Кураноскэ отнюдь не испытывал ликования в связи с тем, что молва изображает его рыцарем без страх и упрека. Наоборот, от этого ему становилось нехорошо, муторно на сердце. Он смотрел на молодых, которые беззаботно купались в похвалах и радовались своей популярности, завидуя их легкомыслию.
— Есть кое-что, чего я другим сказать не могу… — как-то промолвил Кураноскэ в беседе с Дзюнаем. — Как ты полагаешь, прав ли я был?
— О чем это вы? — встрепенулся Дзюнай, догадываясь, что у Кураноскэ на уме.
— Что это вы вдруг? — мягко переспросил он, посмотрев командору в глаза.
Мрачная тень промелькнула в улыбке Кураноскэ.

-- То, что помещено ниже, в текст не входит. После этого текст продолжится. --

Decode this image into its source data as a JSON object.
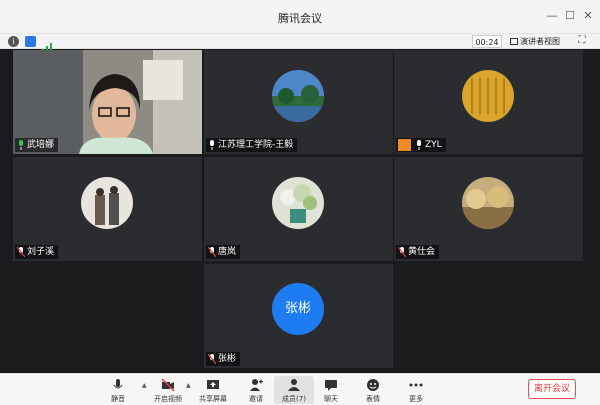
{
  "app": {
    "title": "腾讯会议"
  },
  "infobar": {
    "timer": "00:24",
    "view_label": "演讲者视图"
  },
  "participants": [
    {
      "name": "武培娜"
    },
    {
      "name": "江苏理工学院-王毅"
    },
    {
      "name": "ZYL"
    },
    {
      "name": "刘子溪"
    },
    {
      "name": "唐岚"
    },
    {
      "name": "黄仕会"
    },
    {
      "name": "张彬",
      "avatar_text": "张彬"
    }
  ],
  "toolbar": {
    "mute": "静音",
    "video": "开启视频",
    "share": "共享屏幕",
    "invite": "邀请",
    "members": "成员(7)",
    "chat": "聊天",
    "emoji": "表情",
    "more": "更多",
    "leave": "离开会议"
  },
  "colors": {
    "active_speaker": "#2ea44f",
    "avatar_blue": "#1e7cf2",
    "leave_red": "#e03b3b"
  }
}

— Ну, что уж там… Ведь ты-то можешь честно мне сказать. Вот, то что я вас всех увлек и привел к такому концу…
— Само собой разумеется, вы поступили правильно, — строго и торжественно сказал Дзюнай. — Разве кто-нибудь высказал хоть какое-то недовольство тем, что вы совершили? Все радуются и ликуют.
— Да, они радуются. Это меня и наводит на размышления. Я сейчас все думаю, что если б только можно было им как-то помочь, спасти их!.. Раньше я совсем об этом не думал, не беспокоился, а сейчас все помыслы только об этом.
Лицо Дзюная дрогнуло.
— Благодарствуем. Только едва ли кто из наших этого желает. Мы все вместе прошли этот путь. И вы, командор, были с нами, вели нас. Что это вы вдруг так переменились? Ведь если рассудить по-другому, то можно сказать, что и мы все вели командора, разве не так?

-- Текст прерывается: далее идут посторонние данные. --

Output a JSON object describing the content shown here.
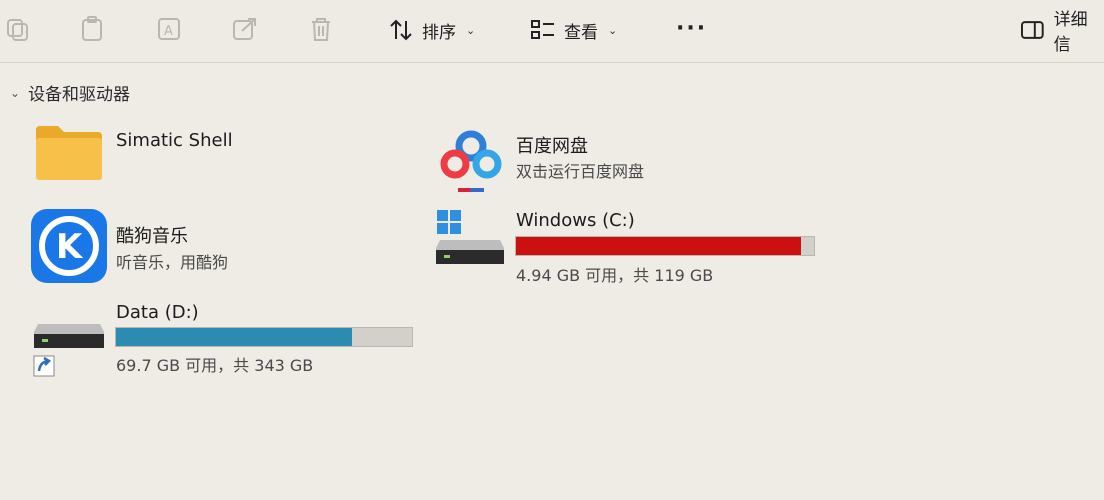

На последних словах голос Дзюная сорвался на хрип, и Кураноскэ, слушавший опустив голову, взглянул на старика. В глазах Дзюная стояли слезы.
— Ну-ну… — пробормотал Кураноскэ, стараясь справиться с охватившими его чувствами.
Подумав, он кивнул и, сам того не замечая, скрестил руки на груди.
— Что ж, если ты так считаешь… — промолвил он сдавленным голосом.
Дзюнай по-отечески ласково кивнул и сказал с прояснившимся взором:
— Мы все шли к этому плечом к плечу. Да кто из нас согласится, чтобы вы, командор, с вашим сыном одни приняли вину на себя?! Если рассудить здраво, то мы все здесь связаны друг с другом узами более крепкими, чем между отцом и сыном.
Кураноскэ молчал, поджав губы. На его округлых щеках и широких скулах играли блики первого весеннего солнца, заливающего веранду.